Flavourwise, things improved with a beef brisket hot pot. Big chunks of meltingly tender beef fell apart in a thick gravy of umami flavour. MSG enhanced? Almost certainly, the cloying afterburn of the flavour enhancer was unmistakable, but a perfect dish for a cold February night notwithstanding. Oddly, despite being a hot pot dish, it was obviously cooked in another dish and served in the clay pot as the outer container arrived stone cold, hastening the cooling down of the meat inside.
Not tried this time, but Mr Noodles also recommended the King Prawn Dumpling Noodles, something I'd be happy to come back for having seen them ordered and demolished by a tiny Chinese lady on the next table to us. The service is as perfunctory as you'd expect from a Chinatown joint and the decor is basic. I won't be making a beeline for Hung's in the near future, but what we had wasn't bad.

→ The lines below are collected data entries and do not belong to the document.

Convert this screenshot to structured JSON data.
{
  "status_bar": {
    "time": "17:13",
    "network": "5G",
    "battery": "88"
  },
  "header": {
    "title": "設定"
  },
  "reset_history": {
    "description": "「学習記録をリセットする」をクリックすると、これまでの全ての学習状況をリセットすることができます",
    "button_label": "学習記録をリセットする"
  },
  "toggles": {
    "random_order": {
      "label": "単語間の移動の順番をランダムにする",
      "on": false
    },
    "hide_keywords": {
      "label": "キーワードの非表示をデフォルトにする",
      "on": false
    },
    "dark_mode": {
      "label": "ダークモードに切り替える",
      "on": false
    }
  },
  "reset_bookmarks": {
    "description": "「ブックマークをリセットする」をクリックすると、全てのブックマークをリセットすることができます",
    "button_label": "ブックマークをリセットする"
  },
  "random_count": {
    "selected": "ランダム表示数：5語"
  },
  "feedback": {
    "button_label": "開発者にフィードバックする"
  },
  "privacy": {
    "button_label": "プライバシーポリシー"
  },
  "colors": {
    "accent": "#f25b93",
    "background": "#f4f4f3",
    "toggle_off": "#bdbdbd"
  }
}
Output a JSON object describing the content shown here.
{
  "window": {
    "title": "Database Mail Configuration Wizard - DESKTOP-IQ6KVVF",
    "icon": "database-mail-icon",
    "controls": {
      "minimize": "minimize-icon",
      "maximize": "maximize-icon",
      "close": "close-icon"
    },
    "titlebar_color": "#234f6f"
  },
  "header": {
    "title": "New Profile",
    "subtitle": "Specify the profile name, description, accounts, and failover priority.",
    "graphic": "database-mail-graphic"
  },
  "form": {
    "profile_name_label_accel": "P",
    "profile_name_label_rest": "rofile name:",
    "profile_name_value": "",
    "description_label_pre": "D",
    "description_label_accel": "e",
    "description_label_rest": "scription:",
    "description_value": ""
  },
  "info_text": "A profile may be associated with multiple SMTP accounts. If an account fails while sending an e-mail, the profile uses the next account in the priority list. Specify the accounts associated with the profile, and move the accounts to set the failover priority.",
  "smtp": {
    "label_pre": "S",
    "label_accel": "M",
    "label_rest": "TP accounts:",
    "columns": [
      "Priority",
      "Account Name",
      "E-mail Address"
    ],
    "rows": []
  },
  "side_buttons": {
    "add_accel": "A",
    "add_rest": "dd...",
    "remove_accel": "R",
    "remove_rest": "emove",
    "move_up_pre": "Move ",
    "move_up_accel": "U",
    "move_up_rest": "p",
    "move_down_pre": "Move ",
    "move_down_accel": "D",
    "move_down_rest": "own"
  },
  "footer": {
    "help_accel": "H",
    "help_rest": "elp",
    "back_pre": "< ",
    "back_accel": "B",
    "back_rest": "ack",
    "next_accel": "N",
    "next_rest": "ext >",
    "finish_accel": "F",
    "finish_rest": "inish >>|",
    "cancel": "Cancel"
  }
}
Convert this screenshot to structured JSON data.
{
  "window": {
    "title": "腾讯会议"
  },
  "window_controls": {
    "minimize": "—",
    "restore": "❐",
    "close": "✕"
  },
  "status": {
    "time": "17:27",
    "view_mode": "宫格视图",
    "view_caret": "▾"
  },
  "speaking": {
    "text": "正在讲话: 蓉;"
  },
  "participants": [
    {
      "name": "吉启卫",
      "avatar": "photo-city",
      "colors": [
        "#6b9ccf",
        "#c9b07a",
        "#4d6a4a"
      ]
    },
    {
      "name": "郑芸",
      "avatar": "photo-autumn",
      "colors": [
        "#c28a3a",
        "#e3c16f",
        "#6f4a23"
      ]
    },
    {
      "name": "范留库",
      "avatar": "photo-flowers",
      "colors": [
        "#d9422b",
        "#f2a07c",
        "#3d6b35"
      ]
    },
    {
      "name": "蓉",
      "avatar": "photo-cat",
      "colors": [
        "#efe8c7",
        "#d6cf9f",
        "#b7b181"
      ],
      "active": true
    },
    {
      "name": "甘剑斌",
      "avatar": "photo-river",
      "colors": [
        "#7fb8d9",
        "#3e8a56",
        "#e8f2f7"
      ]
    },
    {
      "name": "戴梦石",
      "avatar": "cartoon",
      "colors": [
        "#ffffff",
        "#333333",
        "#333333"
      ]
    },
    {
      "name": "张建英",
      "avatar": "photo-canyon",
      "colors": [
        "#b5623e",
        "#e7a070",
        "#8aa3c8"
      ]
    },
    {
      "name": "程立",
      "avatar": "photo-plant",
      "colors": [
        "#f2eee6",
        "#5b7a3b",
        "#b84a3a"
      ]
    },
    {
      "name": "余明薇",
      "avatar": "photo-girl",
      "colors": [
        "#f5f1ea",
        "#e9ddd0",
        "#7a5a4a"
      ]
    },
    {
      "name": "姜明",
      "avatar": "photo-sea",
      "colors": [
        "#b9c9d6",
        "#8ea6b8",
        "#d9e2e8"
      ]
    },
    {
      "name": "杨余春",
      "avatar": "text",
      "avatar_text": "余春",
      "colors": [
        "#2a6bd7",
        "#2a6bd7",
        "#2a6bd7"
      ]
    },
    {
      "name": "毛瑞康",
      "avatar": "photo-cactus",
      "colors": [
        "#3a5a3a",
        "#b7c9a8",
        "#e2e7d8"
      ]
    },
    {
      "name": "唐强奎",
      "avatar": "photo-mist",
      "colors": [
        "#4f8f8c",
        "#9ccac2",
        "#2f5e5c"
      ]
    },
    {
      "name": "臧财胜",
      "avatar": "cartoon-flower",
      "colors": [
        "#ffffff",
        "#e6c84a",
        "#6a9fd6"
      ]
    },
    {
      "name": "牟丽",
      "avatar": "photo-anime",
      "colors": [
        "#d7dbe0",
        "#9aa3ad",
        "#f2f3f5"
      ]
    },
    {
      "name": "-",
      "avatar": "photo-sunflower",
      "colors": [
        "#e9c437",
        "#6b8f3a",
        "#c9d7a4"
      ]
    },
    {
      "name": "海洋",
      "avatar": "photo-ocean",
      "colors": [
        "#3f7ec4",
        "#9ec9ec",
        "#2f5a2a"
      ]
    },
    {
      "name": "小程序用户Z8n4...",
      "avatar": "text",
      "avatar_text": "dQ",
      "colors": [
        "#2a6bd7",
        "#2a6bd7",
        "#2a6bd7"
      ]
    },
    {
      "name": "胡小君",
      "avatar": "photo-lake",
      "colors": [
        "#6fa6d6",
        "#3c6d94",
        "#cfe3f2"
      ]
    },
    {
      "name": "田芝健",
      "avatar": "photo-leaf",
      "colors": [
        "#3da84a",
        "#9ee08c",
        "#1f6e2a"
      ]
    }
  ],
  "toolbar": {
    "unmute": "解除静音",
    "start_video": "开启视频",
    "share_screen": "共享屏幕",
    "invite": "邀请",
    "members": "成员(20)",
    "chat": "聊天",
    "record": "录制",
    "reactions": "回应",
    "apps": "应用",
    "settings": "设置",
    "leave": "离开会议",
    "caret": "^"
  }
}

While we're on the subject, I thought I'd mention another Chinatown institution that I've had some success with in the past. Like many along that strip, they tend to bulk out out mainstream standards with onions and overload on MSG, but if you choose right there are some goodies here. The roasted meats are good if not exceptional and their pork hotpot is a rich and worthy winter ribsticker, full of soft yielding aubergine and slippery pork slices flavoured with star anise punctuated with shards of garlic and chilli.